In 2013, Governor Paul LePage considered eliminating the MLTI, being unconvinced it was needed to grow distance learning programs in schools, and due to concerns that students were too reliant on technology. His Education Commissioner, Stephen Bowen, convinced him to maintain the program by pointing out that bulk purchases of computers saved taxpayer money, and that technology was as essential as electricity and heat. LePage also switched the computers in the program to Windows operating system-based computers, on the belief that most employers in Maine use such a system. While the state choose a Windows platform, choice was also allowed. Districts could choose from any of the five solutions, with the state paying for anything up to the price of its choice.

As a result, over 90 percent of districts in Maine chose to remain with Apple with 60 percent choosing Apple's Primary Solution which provides Apple iPads to students and MacBook Airs and iPad Minis to teachers. The remaining districts that chose Apple received MacBook Airs for both staff and students. Less than 10 percent chose the HP Windows solution.

==Criticism==
Due to the one-size-fits-all approach, the program has created a large financial burden for many rural areas of the state. For example, the Maine School Administrative District #39, which oversees schools in the low mountains of western Maine, has had many problems with the introduction of Apple iBooks into schools.
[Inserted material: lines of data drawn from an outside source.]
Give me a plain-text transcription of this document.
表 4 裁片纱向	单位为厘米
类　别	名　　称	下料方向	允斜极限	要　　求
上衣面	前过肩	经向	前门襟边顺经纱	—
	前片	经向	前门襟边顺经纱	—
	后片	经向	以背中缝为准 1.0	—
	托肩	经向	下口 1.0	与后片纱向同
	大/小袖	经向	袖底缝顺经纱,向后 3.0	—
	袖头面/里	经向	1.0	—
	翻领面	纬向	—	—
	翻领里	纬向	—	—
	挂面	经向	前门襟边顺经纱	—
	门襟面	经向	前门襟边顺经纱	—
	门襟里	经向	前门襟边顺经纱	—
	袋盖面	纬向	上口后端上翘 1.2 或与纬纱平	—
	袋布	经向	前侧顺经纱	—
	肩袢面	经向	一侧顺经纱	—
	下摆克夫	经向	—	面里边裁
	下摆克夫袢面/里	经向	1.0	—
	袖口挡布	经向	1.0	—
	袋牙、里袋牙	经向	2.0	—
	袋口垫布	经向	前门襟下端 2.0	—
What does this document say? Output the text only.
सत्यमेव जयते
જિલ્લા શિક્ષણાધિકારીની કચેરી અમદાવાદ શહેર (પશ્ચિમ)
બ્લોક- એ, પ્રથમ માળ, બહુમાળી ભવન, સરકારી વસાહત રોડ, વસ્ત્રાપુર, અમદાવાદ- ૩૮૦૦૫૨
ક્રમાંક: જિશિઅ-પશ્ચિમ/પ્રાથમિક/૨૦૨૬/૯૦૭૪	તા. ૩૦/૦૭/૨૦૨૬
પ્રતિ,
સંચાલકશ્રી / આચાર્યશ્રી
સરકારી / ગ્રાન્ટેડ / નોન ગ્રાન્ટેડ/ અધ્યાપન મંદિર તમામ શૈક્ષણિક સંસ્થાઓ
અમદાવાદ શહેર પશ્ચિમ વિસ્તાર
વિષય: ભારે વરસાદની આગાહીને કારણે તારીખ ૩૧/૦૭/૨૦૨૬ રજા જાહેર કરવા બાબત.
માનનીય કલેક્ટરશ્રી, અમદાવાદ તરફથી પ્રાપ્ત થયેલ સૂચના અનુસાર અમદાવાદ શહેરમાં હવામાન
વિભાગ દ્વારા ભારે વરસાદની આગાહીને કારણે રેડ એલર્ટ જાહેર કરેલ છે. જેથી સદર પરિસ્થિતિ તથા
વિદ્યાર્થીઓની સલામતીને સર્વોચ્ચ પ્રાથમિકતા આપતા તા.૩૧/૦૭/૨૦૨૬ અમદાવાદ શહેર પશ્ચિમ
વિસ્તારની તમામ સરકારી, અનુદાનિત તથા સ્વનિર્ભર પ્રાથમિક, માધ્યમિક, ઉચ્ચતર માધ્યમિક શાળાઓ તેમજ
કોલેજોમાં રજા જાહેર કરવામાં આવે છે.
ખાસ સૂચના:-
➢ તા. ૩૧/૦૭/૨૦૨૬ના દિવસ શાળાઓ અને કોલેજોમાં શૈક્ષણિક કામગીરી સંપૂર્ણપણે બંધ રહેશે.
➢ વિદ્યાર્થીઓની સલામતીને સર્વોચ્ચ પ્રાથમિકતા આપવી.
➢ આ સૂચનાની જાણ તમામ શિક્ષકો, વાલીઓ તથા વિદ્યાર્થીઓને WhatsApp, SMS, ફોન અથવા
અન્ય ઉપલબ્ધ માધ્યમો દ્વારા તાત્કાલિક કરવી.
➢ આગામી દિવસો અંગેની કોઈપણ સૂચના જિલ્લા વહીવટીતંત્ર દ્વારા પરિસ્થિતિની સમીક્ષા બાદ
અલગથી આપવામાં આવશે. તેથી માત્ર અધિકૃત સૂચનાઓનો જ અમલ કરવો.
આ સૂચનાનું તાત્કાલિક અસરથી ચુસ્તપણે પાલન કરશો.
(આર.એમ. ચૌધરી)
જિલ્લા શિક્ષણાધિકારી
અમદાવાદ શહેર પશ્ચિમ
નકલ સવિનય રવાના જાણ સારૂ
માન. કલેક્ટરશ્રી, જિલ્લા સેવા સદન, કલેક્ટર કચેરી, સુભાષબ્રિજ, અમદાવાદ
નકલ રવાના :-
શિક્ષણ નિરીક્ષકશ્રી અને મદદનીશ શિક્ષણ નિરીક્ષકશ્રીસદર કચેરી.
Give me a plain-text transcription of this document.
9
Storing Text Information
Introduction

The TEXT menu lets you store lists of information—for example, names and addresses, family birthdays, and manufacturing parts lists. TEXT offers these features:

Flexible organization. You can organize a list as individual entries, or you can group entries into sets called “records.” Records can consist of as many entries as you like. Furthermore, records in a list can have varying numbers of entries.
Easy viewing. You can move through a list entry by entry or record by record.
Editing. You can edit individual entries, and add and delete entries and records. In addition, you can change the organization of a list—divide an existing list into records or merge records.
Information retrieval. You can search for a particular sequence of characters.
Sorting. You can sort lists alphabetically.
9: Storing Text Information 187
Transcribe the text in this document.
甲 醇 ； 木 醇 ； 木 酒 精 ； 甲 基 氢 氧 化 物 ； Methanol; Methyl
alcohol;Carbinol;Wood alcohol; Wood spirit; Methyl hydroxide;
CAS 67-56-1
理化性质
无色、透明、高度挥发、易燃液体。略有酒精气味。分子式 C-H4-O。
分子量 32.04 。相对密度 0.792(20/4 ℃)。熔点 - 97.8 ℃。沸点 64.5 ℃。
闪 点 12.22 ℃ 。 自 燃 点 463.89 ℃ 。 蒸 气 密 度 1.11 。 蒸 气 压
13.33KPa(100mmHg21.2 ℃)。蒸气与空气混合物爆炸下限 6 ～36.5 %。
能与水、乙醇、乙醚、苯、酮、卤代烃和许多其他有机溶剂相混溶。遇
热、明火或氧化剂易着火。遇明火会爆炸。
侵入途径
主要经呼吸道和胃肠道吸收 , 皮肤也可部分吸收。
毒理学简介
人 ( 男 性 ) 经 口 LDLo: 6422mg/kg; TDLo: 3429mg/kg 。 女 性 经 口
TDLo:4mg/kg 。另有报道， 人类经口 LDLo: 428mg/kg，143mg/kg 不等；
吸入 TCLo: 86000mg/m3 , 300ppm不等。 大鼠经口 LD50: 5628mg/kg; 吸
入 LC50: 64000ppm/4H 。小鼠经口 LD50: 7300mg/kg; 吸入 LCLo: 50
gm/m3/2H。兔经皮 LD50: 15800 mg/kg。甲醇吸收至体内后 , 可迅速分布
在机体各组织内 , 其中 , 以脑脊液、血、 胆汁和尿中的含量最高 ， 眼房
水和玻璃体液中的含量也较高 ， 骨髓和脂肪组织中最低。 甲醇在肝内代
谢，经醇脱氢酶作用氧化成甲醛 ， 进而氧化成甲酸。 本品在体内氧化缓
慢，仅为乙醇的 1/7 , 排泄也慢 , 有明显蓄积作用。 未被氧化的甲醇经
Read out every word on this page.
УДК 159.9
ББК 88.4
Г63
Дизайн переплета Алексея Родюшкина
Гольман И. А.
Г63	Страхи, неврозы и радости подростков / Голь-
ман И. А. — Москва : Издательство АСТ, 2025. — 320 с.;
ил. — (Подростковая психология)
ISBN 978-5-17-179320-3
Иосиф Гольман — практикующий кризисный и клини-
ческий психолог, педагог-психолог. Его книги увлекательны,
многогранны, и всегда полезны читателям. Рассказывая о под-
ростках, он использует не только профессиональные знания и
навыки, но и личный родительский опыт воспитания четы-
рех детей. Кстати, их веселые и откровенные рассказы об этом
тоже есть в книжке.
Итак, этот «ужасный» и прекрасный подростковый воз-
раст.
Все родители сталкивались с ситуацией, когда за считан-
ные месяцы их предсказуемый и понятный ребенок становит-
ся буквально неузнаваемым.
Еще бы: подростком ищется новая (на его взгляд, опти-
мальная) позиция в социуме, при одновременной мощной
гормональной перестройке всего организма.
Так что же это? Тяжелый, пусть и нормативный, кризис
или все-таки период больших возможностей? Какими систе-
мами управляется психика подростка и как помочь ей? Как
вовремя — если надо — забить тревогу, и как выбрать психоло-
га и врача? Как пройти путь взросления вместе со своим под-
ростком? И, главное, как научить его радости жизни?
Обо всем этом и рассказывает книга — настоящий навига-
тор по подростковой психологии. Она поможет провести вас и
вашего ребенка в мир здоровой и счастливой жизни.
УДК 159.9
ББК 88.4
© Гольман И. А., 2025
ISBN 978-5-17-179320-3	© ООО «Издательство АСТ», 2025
Schools in the district, including Buckfield Junior/Senior High School, had previously used PCs with a network that was "hard to integrate with Apple products without buying expensive products the district cannot afford." Another expense that the district incurred as a result of the program was the cost of hiring a new technician to solve problems outside of the repair warranty of the computers. Finally, the district does not allow students to take the laptops home after school due to the extra costs involved, including the cost of buying additional power adapters for all students and the cost of maintenance for breakage that occurs at the students’ homes.

The hardest part of the initiative for these rural districts was the fact that they were forced to integrate Apple products into formerly Windows-centered buildings. However, "as John Sculley told The Guardian newspaper in 1997: 'People talk about technology, but Apple was a marketing company. It was the marketing company of the decade.'" As a result of their marketing, persistence, and strategic relationship with the state of Maine on the initiative, Apple won the proposal and entered many schools statewide.